The moment, Butler said, was “a consummation.”
“It shows that the tenor of the nation is changing,” Butler said, standing in the sunlit sanctuary of the Handy Chapel in downtown Grand Junction. “It’s a great leap of faith.”
Handy Chapel was built in 1882 as an African Methodist Episcopal church, thus the A.M.E. on its cornerstone, said Butler, the church pastor.
Elijah Hines, born into slavery in Virginia, was living in Missouri when his owner gave him permission when he turned 18 years of age to join a “colored regiment,” as they were known, in the Union Army during the Civil War.
It wasn’t until 1901 that Elijah joined his three sons in the Grand Valley, where they went to work for themselves in the Hines Orchards and planted themselves into the community.
Visitors can find Elijah Hines’ face in a photograph of the members of the Grand Army of the Republic, as the Union Army was known after the war. The photo is on display in the Veterans Cemetery of Western Colorado.
Elijah’s death April 11, 1925, was headlined the same day in The Daily Sentinel: “Born a slave he died an honored man.”
“There are no better men than Elijah Hines and he will be sincerely mourned by all who have had the good fortune to be acquainted with him,” the story said.
Butler worked for the Job Corps in Collbran and then as a hydrotechnician for the U.S. Bureau of Reclamation until retiring in 1994. Since then, Butler, a Republican, has served on the Grand Junction City Council and is now a member of the School District 51 Board of Education.
He attended the rallies in Grand Junction for Obama and for Sarah Palin, who ran for vice president with the Republican nominee, John McCain.

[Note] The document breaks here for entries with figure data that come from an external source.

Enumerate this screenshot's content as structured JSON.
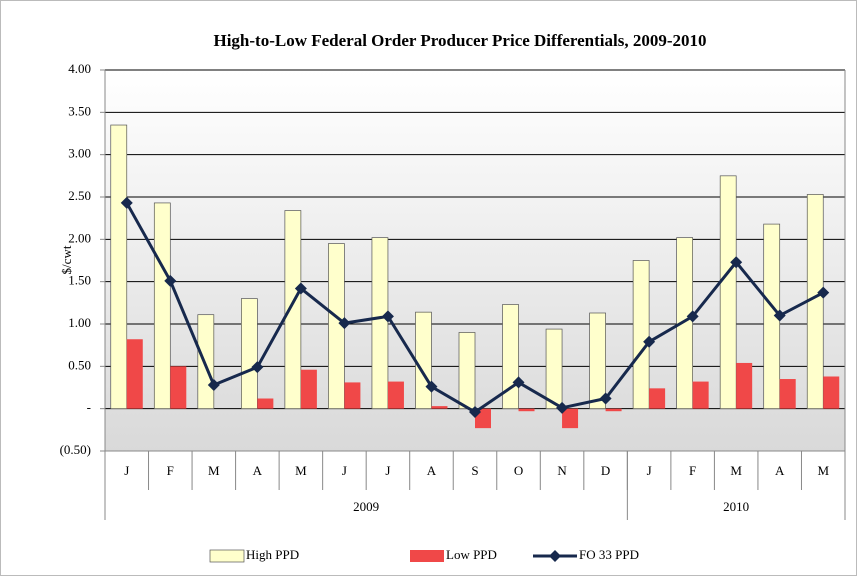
{
  "chart_data": {
    "type": "bar-line",
    "title": "High-to-Low Federal Order Producer Price Differentials, 2009-2010",
    "y_label": "$/cwt",
    "category_groups": [
      {
        "label": "2009",
        "categories": [
          "J",
          "F",
          "M",
          "A",
          "M",
          "J",
          "J",
          "A",
          "S",
          "O",
          "N",
          "D"
        ]
      },
      {
        "label": "2010",
        "categories": [
          "J",
          "F",
          "M",
          "A",
          "M"
        ]
      }
    ],
    "series": [
      {
        "name": "High PPD",
        "kind": "bar",
        "color": "#ffffcc",
        "values": [
          3.35,
          2.43,
          1.11,
          1.3,
          2.34,
          1.95,
          2.02,
          1.14,
          0.9,
          1.23,
          0.94,
          1.13,
          1.75,
          2.02,
          2.75,
          2.18,
          2.53
        ]
      },
      {
        "name": "Low PPD",
        "kind": "bar",
        "color": "#f04848",
        "values": [
          0.82,
          0.5,
          0.0,
          0.12,
          0.46,
          0.31,
          0.32,
          0.03,
          -0.23,
          -0.03,
          -0.23,
          -0.03,
          0.24,
          0.32,
          0.54,
          0.35,
          0.38
        ]
      },
      {
        "name": "FO 33 PPD",
        "kind": "line",
        "color": "#17294d",
        "values": [
          2.43,
          1.51,
          0.28,
          0.49,
          1.42,
          1.01,
          1.09,
          0.26,
          -0.04,
          0.31,
          0.01,
          0.12,
          0.79,
          1.09,
          1.73,
          1.1,
          1.37
        ]
      }
    ],
    "ylim": [
      -0.5,
      4.0
    ],
    "yticks": [
      {
        "value": -0.5,
        "label": "(0.50)"
      },
      {
        "value": 0,
        "label": "-"
      },
      {
        "value": 0.5,
        "label": "0.50"
      },
      {
        "value": 1.0,
        "label": "1.00"
      },
      {
        "value": 1.5,
        "label": "1.50"
      },
      {
        "value": 2.0,
        "label": "2.00"
      },
      {
        "value": 2.5,
        "label": "2.50"
      },
      {
        "value": 3.0,
        "label": "3.00"
      },
      {
        "value": 3.5,
        "label": "3.50"
      },
      {
        "value": 4.0,
        "label": "4.00"
      }
    ],
    "grid": true,
    "legend": "bottom"
  }
}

“I vote my conscience,” Butler said.
The election is over, the Obama administration “is reality now,” Butler said. “All I can do is pray to God that he gives his wisdom (to Obama) to make the right choices.”
But there is something else about that inaugural, he said.
“I sure wish my great-grandfather and great-grandmother were alive to see it.” Butler said. “It would have been a fantastic thing.”